Using \(\cos ^2(\phi ) = \frac{1}{2}(1 + \cos (2 \phi ))\) and that \(\cos ^2(\pi /8) = \frac{1}{2}\left( 1 + \frac{1}{\sqrt{2}} \right) \), we can rewrite the inequality as

$$\begin{aligned} \frac{1}{2}(2 + \cos (2\alpha ) + \cos (2\beta )) \le \left| 2\cos ^2(\alpha - \beta ) - 1 \right| + 1 + \frac{1}{\sqrt{2}}\;, \end{aligned}$$

which after simplification and using the cosine sum rule becomes

$$\begin{aligned} \cos (\alpha + \beta ) \cos (\alpha - \beta ) \le \left| 2\cos ^2(\alpha - \beta ) - 1 \right| + \frac{1}{\sqrt{2}}\;. \end{aligned}$$

Let \(x = \alpha + \beta , y = \alpha - \beta \), so that it will suffice to show

$$\begin{aligned} \cos (x)\cos (y) \le \left| 2\cos ^2(y) - 1 \right| + \frac{1}{\sqrt{2}}\;. \end{aligned}$$

Note that if \(\cos (x)\) and \(\cos (y)\) have opposite signs, the inequality is trivially satisfied, as the left-hand side will be non-positive while the right-hand side is always positive. Without loss of generality we restrict to the case where \(\cos (x) \ge 0\) and \(\cos (y) \ge 0\) (the case where they’re both negative is analogous).

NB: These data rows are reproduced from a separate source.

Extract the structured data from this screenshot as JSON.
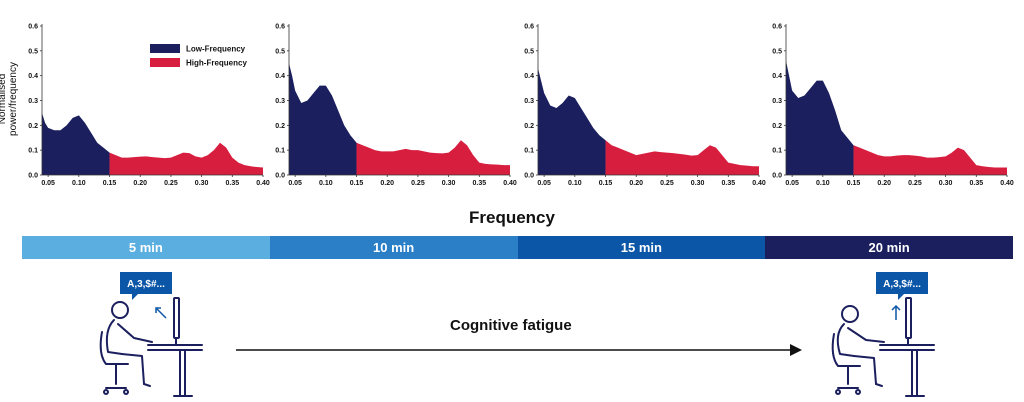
{
  "ylabel": "Normalised power/frequency",
  "xtitle": "Frequency",
  "legend": [
    {
      "label": "Low-Frequency",
      "color": "#1b1f5e"
    },
    {
      "label": "High-Frequency",
      "color": "#d81e3f"
    }
  ],
  "timeline": [
    {
      "label": "5 min",
      "color": "#5aaee0"
    },
    {
      "label": "10 min",
      "color": "#2b7fc7"
    },
    {
      "label": "15 min",
      "color": "#0b56a6"
    },
    {
      "label": "20 min",
      "color": "#1b1f5e"
    }
  ],
  "fatigue_label": "Cognitive fatigue",
  "bubble_text": "A,3,$#...",
  "chart_data": [
    {
      "type": "area",
      "split_x": 0.15,
      "xlim": [
        0.04,
        0.4
      ],
      "ylim": [
        0,
        0.6
      ],
      "xticks": [
        "0.05",
        "0.10",
        "0.15",
        "0.20",
        "0.25",
        "0.30",
        "0.35",
        "0.40"
      ],
      "yticks": [
        "0.0",
        "0.1",
        "0.2",
        "0.3",
        "0.4",
        "0.5",
        "0.6"
      ],
      "x": [
        0.04,
        0.045,
        0.05,
        0.06,
        0.07,
        0.08,
        0.09,
        0.1,
        0.11,
        0.12,
        0.13,
        0.14,
        0.15,
        0.16,
        0.17,
        0.18,
        0.19,
        0.2,
        0.21,
        0.22,
        0.23,
        0.24,
        0.25,
        0.26,
        0.27,
        0.28,
        0.29,
        0.3,
        0.31,
        0.32,
        0.33,
        0.34,
        0.35,
        0.36,
        0.37,
        0.38,
        0.39,
        0.4
      ],
      "y": [
        0.25,
        0.21,
        0.19,
        0.18,
        0.18,
        0.2,
        0.23,
        0.24,
        0.21,
        0.17,
        0.13,
        0.11,
        0.09,
        0.08,
        0.07,
        0.07,
        0.072,
        0.074,
        0.075,
        0.072,
        0.07,
        0.068,
        0.07,
        0.08,
        0.09,
        0.088,
        0.075,
        0.07,
        0.08,
        0.1,
        0.13,
        0.11,
        0.07,
        0.05,
        0.04,
        0.035,
        0.032,
        0.03
      ]
    },
    {
      "type": "area",
      "split_x": 0.15,
      "xlim": [
        0.04,
        0.4
      ],
      "ylim": [
        0,
        0.6
      ],
      "xticks": [
        "0.05",
        "0.10",
        "0.15",
        "0.20",
        "0.25",
        "0.30",
        "0.35",
        "0.40"
      ],
      "yticks": [
        "0.0",
        "0.1",
        "0.2",
        "0.3",
        "0.4",
        "0.5",
        "0.6"
      ],
      "x": [
        0.04,
        0.045,
        0.05,
        0.06,
        0.07,
        0.08,
        0.09,
        0.1,
        0.11,
        0.12,
        0.13,
        0.14,
        0.15,
        0.16,
        0.17,
        0.18,
        0.19,
        0.2,
        0.21,
        0.22,
        0.23,
        0.24,
        0.25,
        0.26,
        0.27,
        0.28,
        0.29,
        0.3,
        0.31,
        0.32,
        0.33,
        0.34,
        0.35,
        0.36,
        0.37,
        0.38,
        0.39,
        0.4
      ],
      "y": [
        0.45,
        0.4,
        0.34,
        0.29,
        0.3,
        0.33,
        0.36,
        0.36,
        0.32,
        0.26,
        0.2,
        0.16,
        0.13,
        0.12,
        0.11,
        0.1,
        0.095,
        0.095,
        0.095,
        0.1,
        0.105,
        0.1,
        0.1,
        0.095,
        0.09,
        0.088,
        0.087,
        0.09,
        0.11,
        0.14,
        0.12,
        0.08,
        0.05,
        0.045,
        0.043,
        0.042,
        0.04,
        0.04
      ]
    },
    {
      "type": "area",
      "split_x": 0.15,
      "xlim": [
        0.04,
        0.4
      ],
      "ylim": [
        0,
        0.6
      ],
      "xticks": [
        "0.05",
        "0.10",
        "0.15",
        "0.20",
        "0.25",
        "0.30",
        "0.35",
        "0.40"
      ],
      "yticks": [
        "0.0",
        "0.1",
        "0.2",
        "0.3",
        "0.4",
        "0.5",
        "0.6"
      ],
      "x": [
        0.04,
        0.045,
        0.05,
        0.06,
        0.07,
        0.08,
        0.09,
        0.1,
        0.11,
        0.12,
        0.13,
        0.14,
        0.15,
        0.16,
        0.17,
        0.18,
        0.19,
        0.2,
        0.21,
        0.22,
        0.23,
        0.24,
        0.25,
        0.26,
        0.27,
        0.28,
        0.29,
        0.3,
        0.31,
        0.32,
        0.33,
        0.34,
        0.35,
        0.36,
        0.37,
        0.38,
        0.39,
        0.4
      ],
      "y": [
        0.43,
        0.38,
        0.33,
        0.28,
        0.27,
        0.29,
        0.32,
        0.31,
        0.27,
        0.23,
        0.19,
        0.16,
        0.14,
        0.12,
        0.11,
        0.1,
        0.09,
        0.08,
        0.085,
        0.09,
        0.095,
        0.092,
        0.09,
        0.088,
        0.085,
        0.082,
        0.078,
        0.08,
        0.1,
        0.12,
        0.11,
        0.08,
        0.05,
        0.045,
        0.04,
        0.038,
        0.035,
        0.035
      ]
    },
    {
      "type": "area",
      "split_x": 0.15,
      "xlim": [
        0.04,
        0.4
      ],
      "ylim": [
        0,
        0.6
      ],
      "xticks": [
        "0.05",
        "0.10",
        "0.15",
        "0.20",
        "0.25",
        "0.30",
        "0.35",
        "0.40"
      ],
      "yticks": [
        "0.0",
        "0.1",
        "0.2",
        "0.3",
        "0.4",
        "0.5",
        "0.6"
      ],
      "x": [
        0.04,
        0.045,
        0.05,
        0.06,
        0.07,
        0.08,
        0.09,
        0.1,
        0.11,
        0.12,
        0.13,
        0.14,
        0.15,
        0.16,
        0.17,
        0.18,
        0.19,
        0.2,
        0.21,
        0.22,
        0.23,
        0.24,
        0.25,
        0.26,
        0.27,
        0.28,
        0.29,
        0.3,
        0.31,
        0.32,
        0.33,
        0.34,
        0.35,
        0.36,
        0.37,
        0.38,
        0.39,
        0.4
      ],
      "y": [
        0.46,
        0.4,
        0.34,
        0.31,
        0.32,
        0.35,
        0.38,
        0.38,
        0.33,
        0.26,
        0.18,
        0.15,
        0.12,
        0.11,
        0.1,
        0.09,
        0.08,
        0.075,
        0.075,
        0.078,
        0.08,
        0.08,
        0.078,
        0.075,
        0.07,
        0.07,
        0.072,
        0.075,
        0.09,
        0.11,
        0.1,
        0.07,
        0.04,
        0.035,
        0.032,
        0.03,
        0.03,
        0.03
      ]
    }
  ]
}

As \(\cos (x) \le 1\), it’s sufficient to show that

$$\begin{aligned} \cos (y) \le \left| 2\cos ^2(y) - 1 \right| + \frac{1}{\sqrt{2}}\;. \end{aligned}$$

Taking \(t = \cos (y)\), with \(0 \le t \le 1\), it suffices to show

$$\begin{aligned} t \le \left| 2t^2 - 1 \right| + \frac{1}{\sqrt{2}}\;. \end{aligned}$$

Suppose first that \(2t^2 - 1 \ge 0\) which means (since \(t \ge 0\)) that \(t \ge \frac{1}{\sqrt{2}}\). In this case, we have to show that

$$\begin{aligned} 0 \le 2t^2 - t - 1 + \frac{1}{\sqrt{2}}\;. \end{aligned}$$

This follows from noting that \(2t^2 - t - 1 + \frac{1}{\sqrt{2}}\) has roots \(t_1 = \frac{1}{2} - \frac{1}{\sqrt{2}}\) and \(t_2 = \frac{1}{\sqrt{2}}\) and is positive for all \(t \le t_1\) and \(t \ge t_2\). Since we assumed \(t \ge \frac{1}{\sqrt{2}}\) the result follows.

Now suppose that \(2t^2 - 1 \le 0\) which means (since \(t \ge 0\)) that \(0 \le t \le \frac{1}{\sqrt{2}}\). In this case, we have to show that

$$\begin{aligned} 0 \le -2t^2 - t + 1 + \frac{1}{\sqrt{2}}\;. \end{aligned}$$

Here, the roots are \(t_1 = -\frac{1}{2} - \frac{1}{\sqrt{2}}\) and \(t_2 = \frac{1}{\sqrt{2}}\) and the expression is positive for all \(t_1 \le t \le t_2\). Since \(0 \le t \le \frac{1}{\sqrt{2}}\), the inequality is satisfied, concluding the proof.